Brown explained that the City cannot tacitly approve of the protests outside the residence of Richard Gardner and then later enforce the ordinance against other protesters. The City does “not have the right to pick and choose when it will enforce the ordinance depending on what the picketing happens to be about. As a result, groups that may have been deterred by the ordinance from engaging in residential picketing in Providence in the past – such as political groups wishing to protest in front of the house of a public official, or consumer groups desiring to shame a slum landlord in front of his home – will, we assume, be afforded the same rights and privileges to engage in residential protests that those picketing in Washington Park have been afforded, notwithstanding Sec. 16-13.1.”

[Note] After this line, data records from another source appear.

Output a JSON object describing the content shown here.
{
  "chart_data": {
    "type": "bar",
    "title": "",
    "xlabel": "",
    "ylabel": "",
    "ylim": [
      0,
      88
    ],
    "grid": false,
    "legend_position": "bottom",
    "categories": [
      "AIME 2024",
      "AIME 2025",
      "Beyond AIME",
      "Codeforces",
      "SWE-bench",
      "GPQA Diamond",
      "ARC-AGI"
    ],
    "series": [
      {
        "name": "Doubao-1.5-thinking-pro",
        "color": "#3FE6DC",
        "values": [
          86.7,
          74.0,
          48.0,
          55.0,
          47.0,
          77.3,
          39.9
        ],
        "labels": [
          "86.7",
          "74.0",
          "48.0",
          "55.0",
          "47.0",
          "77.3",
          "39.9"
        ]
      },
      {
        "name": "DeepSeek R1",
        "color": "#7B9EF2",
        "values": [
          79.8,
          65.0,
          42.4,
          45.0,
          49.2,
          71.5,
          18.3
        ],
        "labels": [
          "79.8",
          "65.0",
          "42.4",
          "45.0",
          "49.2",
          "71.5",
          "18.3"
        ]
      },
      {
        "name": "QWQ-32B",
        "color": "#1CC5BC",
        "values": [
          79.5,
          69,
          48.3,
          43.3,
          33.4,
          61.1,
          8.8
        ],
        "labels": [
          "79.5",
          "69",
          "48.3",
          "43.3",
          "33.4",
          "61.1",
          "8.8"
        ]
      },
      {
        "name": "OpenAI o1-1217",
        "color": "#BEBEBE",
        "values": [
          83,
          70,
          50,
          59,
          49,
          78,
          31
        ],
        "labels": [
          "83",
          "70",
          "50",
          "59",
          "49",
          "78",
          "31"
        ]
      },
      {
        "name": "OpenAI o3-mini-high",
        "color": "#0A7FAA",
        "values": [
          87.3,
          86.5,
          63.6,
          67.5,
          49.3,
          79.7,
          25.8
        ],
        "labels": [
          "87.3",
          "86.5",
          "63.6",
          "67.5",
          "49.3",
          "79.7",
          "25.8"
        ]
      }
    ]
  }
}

“This letter is simply to put the City’s actions on record should there ever be a time when City officials, in blatant violation of the First Amendment, decide to begin selectively enforcing the ordinance against other peaceful residential protesters.” he said, concluding, “Indeed, to avoid such an obvious abuse of the police power, we would urge you to propose the ordinance’s repeal at the earliest opportunity.”
MATCH issued the following statement about the protest:
Around 9:30 PM on Friday July 17, Making Abolition Through Collective Humanity (MATCH) and other autonomous affinity groups surprised the Mayor with a spectacle of noise, fireworks, small barricades, smoke grenades and chants–completely undisrupted–until the police arrived approximately ten minutes into the demonstration. Neighbors smiled and showed us signs of support.

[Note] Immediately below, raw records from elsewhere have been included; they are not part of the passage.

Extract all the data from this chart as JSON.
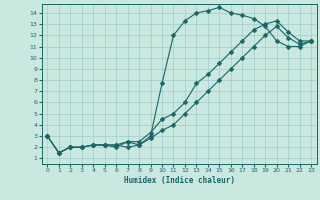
{
  "xlabel": "Humidex (Indice chaleur)",
  "x_ticks": [
    0,
    1,
    2,
    3,
    4,
    5,
    6,
    7,
    8,
    9,
    10,
    11,
    12,
    13,
    14,
    15,
    16,
    17,
    18,
    19,
    20,
    21,
    22,
    23
  ],
  "y_ticks": [
    1,
    2,
    3,
    4,
    5,
    6,
    7,
    8,
    9,
    10,
    11,
    12,
    13,
    14
  ],
  "xlim": [
    -0.5,
    23.5
  ],
  "ylim": [
    0.5,
    14.8
  ],
  "bg_color": "#c8e8e0",
  "grid_color": "#a0cccc",
  "line_color": "#1a6666",
  "curve1_x": [
    0,
    1,
    2,
    3,
    4,
    5,
    6,
    7,
    8,
    9,
    10,
    11,
    12,
    13,
    14,
    15,
    16,
    17,
    18,
    19,
    20,
    21,
    22,
    23
  ],
  "curve1_y": [
    3.0,
    1.5,
    2.0,
    2.0,
    2.2,
    2.2,
    2.0,
    2.5,
    2.2,
    3.0,
    7.7,
    12.0,
    13.3,
    14.0,
    14.2,
    14.5,
    14.0,
    13.8,
    13.5,
    12.8,
    11.5,
    11.0,
    11.0,
    11.5
  ],
  "curve2_x": [
    0,
    1,
    2,
    3,
    4,
    5,
    6,
    7,
    8,
    9,
    10,
    11,
    12,
    13,
    14,
    15,
    16,
    17,
    18,
    19,
    20,
    21,
    22,
    23
  ],
  "curve2_y": [
    3.0,
    1.5,
    2.0,
    2.0,
    2.2,
    2.2,
    2.2,
    2.5,
    2.5,
    3.3,
    4.5,
    5.0,
    6.0,
    7.7,
    8.5,
    9.5,
    10.5,
    11.5,
    12.5,
    13.0,
    13.3,
    12.3,
    11.5,
    11.5
  ],
  "curve3_x": [
    0,
    1,
    2,
    3,
    4,
    5,
    6,
    7,
    8,
    9,
    10,
    11,
    12,
    13,
    14,
    15,
    16,
    17,
    18,
    19,
    20,
    21,
    22,
    23
  ],
  "curve3_y": [
    3.0,
    1.5,
    2.0,
    2.0,
    2.2,
    2.2,
    2.2,
    2.0,
    2.2,
    2.8,
    3.5,
    4.0,
    5.0,
    6.0,
    7.0,
    8.0,
    9.0,
    10.0,
    11.0,
    12.0,
    12.8,
    11.8,
    11.2,
    11.5
  ]
}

Once the police arrived, we began reading off the (at least) 367 names of people killed by police since March 12, the day Breonna Taylor was murdered in her home. We read off approximately 30 names before police forced us out of the public sidewalk through intimidation tactics including their refusal to wear masks. We did not have the numbers to hold the space.

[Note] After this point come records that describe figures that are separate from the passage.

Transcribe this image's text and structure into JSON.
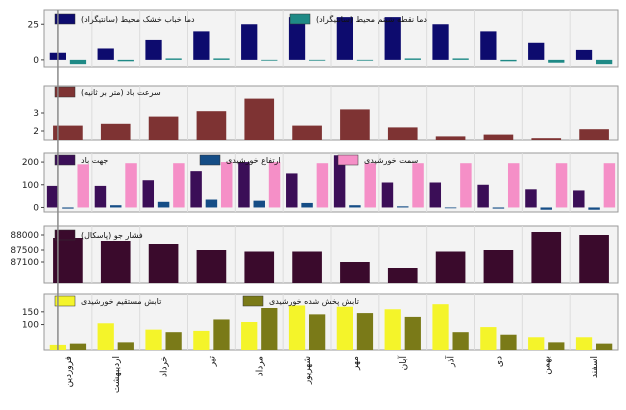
{
  "chart_data": {
    "type": "bar",
    "categories": [
      "فروردین",
      "اردیبهشت",
      "خرداد",
      "تیر",
      "مرداد",
      "شهریور",
      "مهر",
      "آبان",
      "آذر",
      "دی",
      "بهمن",
      "اسفند"
    ],
    "panels": [
      {
        "ylim": [
          -5,
          35
        ],
        "yticks": [
          {
            "v": 0,
            "label": "0"
          },
          {
            "v": 25,
            "label": "25"
          }
        ],
        "series": [
          {
            "name": "دما خباب خشک محیط (سانتیگراد)",
            "color": "#0d0b6e",
            "values": [
              5,
              8,
              14,
              20,
              25,
              30,
              30,
              30,
              25,
              20,
              12,
              7
            ]
          },
          {
            "name": "دما نقطه شبنم محیط (سانتیگراد)",
            "color": "#1f8a86",
            "values": [
              -3,
              -1,
              1,
              1,
              0,
              0,
              0,
              1,
              1,
              -1,
              -2,
              -3
            ]
          }
        ]
      },
      {
        "ylim": [
          1.5,
          4.5
        ],
        "yticks": [
          {
            "v": 2,
            "label": "2"
          },
          {
            "v": 3,
            "label": "3"
          }
        ],
        "series": [
          {
            "name": "سرعت باد (متر بر ثانیه)",
            "color": "#7e3333",
            "values": [
              2.3,
              2.4,
              2.8,
              3.1,
              3.8,
              2.3,
              3.2,
              2.2,
              1.7,
              1.8,
              1.6,
              2.1
            ]
          }
        ]
      },
      {
        "ylim": [
          -20,
          240
        ],
        "yticks": [
          {
            "v": 0,
            "label": "0"
          },
          {
            "v": 100,
            "label": "100"
          },
          {
            "v": 200,
            "label": "200"
          }
        ],
        "series": [
          {
            "name": "جهت باد",
            "color": "#3b0e57",
            "values": [
              95,
              95,
              120,
              160,
              200,
              150,
              230,
              110,
              110,
              100,
              80,
              75
            ]
          },
          {
            "name": "ارتفاع خورشیدی",
            "color": "#154d86",
            "values": [
              -5,
              10,
              25,
              35,
              30,
              20,
              10,
              5,
              0,
              -5,
              -10,
              -10
            ]
          },
          {
            "name": "سمت خورشیدی",
            "color": "#f58fc7",
            "values": [
              190,
              195,
              195,
              200,
              200,
              195,
              195,
              195,
              195,
              195,
              195,
              195
            ]
          }
        ]
      },
      {
        "ylim": [
          86400,
          88300
        ],
        "yticks": [
          {
            "v": 87100,
            "label": "87100"
          },
          {
            "v": 87500,
            "label": "87500"
          },
          {
            "v": 88000,
            "label": "88000"
          }
        ],
        "series": [
          {
            "name": "فشار جو (پاسکال)",
            "color": "#3a0a2c",
            "values": [
              87900,
              87800,
              87700,
              87500,
              87450,
              87450,
              87100,
              86900,
              87450,
              87500,
              88100,
              88000
            ]
          }
        ]
      },
      {
        "ylim": [
          0,
          220
        ],
        "yticks": [
          {
            "v": 100,
            "label": "100"
          },
          {
            "v": 150,
            "label": "150"
          }
        ],
        "series": [
          {
            "name": "تابش مستقیم خورشیدی",
            "color": "#f4f42a",
            "values": [
              20,
              105,
              80,
              75,
              110,
              175,
              170,
              160,
              180,
              90,
              50,
              50
            ]
          },
          {
            "name": "تابش پخش شده خورشیدی",
            "color": "#7a7a18",
            "values": [
              25,
              30,
              70,
              120,
              165,
              140,
              145,
              130,
              70,
              60,
              30,
              25
            ]
          }
        ]
      }
    ]
  }
}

Some may question why we are targeting Mayor Elorza, the son of Guatemalan immigrants. Recently, the Mayor announced a “reparations process.” This framing seems promising, but as usual, the devil is in the details. When asked whether Elorza is considering criminal justice reform as part of the reparation process he replied: “In all truth, that’s not the spirit that we’ve been pursuing up until this point.” The “reparations process” as outlined is toothless at best and at worst intentionally devised to divert attention away from calls for defunding the police. The Mayor had expressed some interest in defunding the police previously, but he has not committed. In some ways this is unsurprising: politicians recognize that without police as their foot soldiers they are just people randomly telling other people what to do. Police violence is needed to enforce their rule over us.
Black brown and indigenous people immersed in bourgeois offices cannot and will not enrich the lives of their constituents, only their donors. Elorza’s allegiances do not align with colonized peoples, but rather with the class he represents: that of the bourgeoise. He has been anti-labor and Black and brown people are often low-wage laborers in settler States. Elorza has proven time and time again he is the enemy of the colonized working class. He betrayed the firefighters, attempted to privatize the water to transform Providence into another Flint, increased surveillance with $80,000 cameras in majority underfunded Black, Latinx, and Asian neighborhoods, and hesitated for years before turning Providece into a sancuary city (as a Guatemalan!). We cannot rely on him to make eanest decisions out of beneficience. Justice must be seized.
Politicians rarely feel the tragic effects of their policies. They lounge comfortably in their homes, while millions of disproportionately Black, brown, indigenous people–who often have disabilities–are locked in cages and are harassed by police on the streets.
No Justice No Sleep actions aim to disrupt their comfort.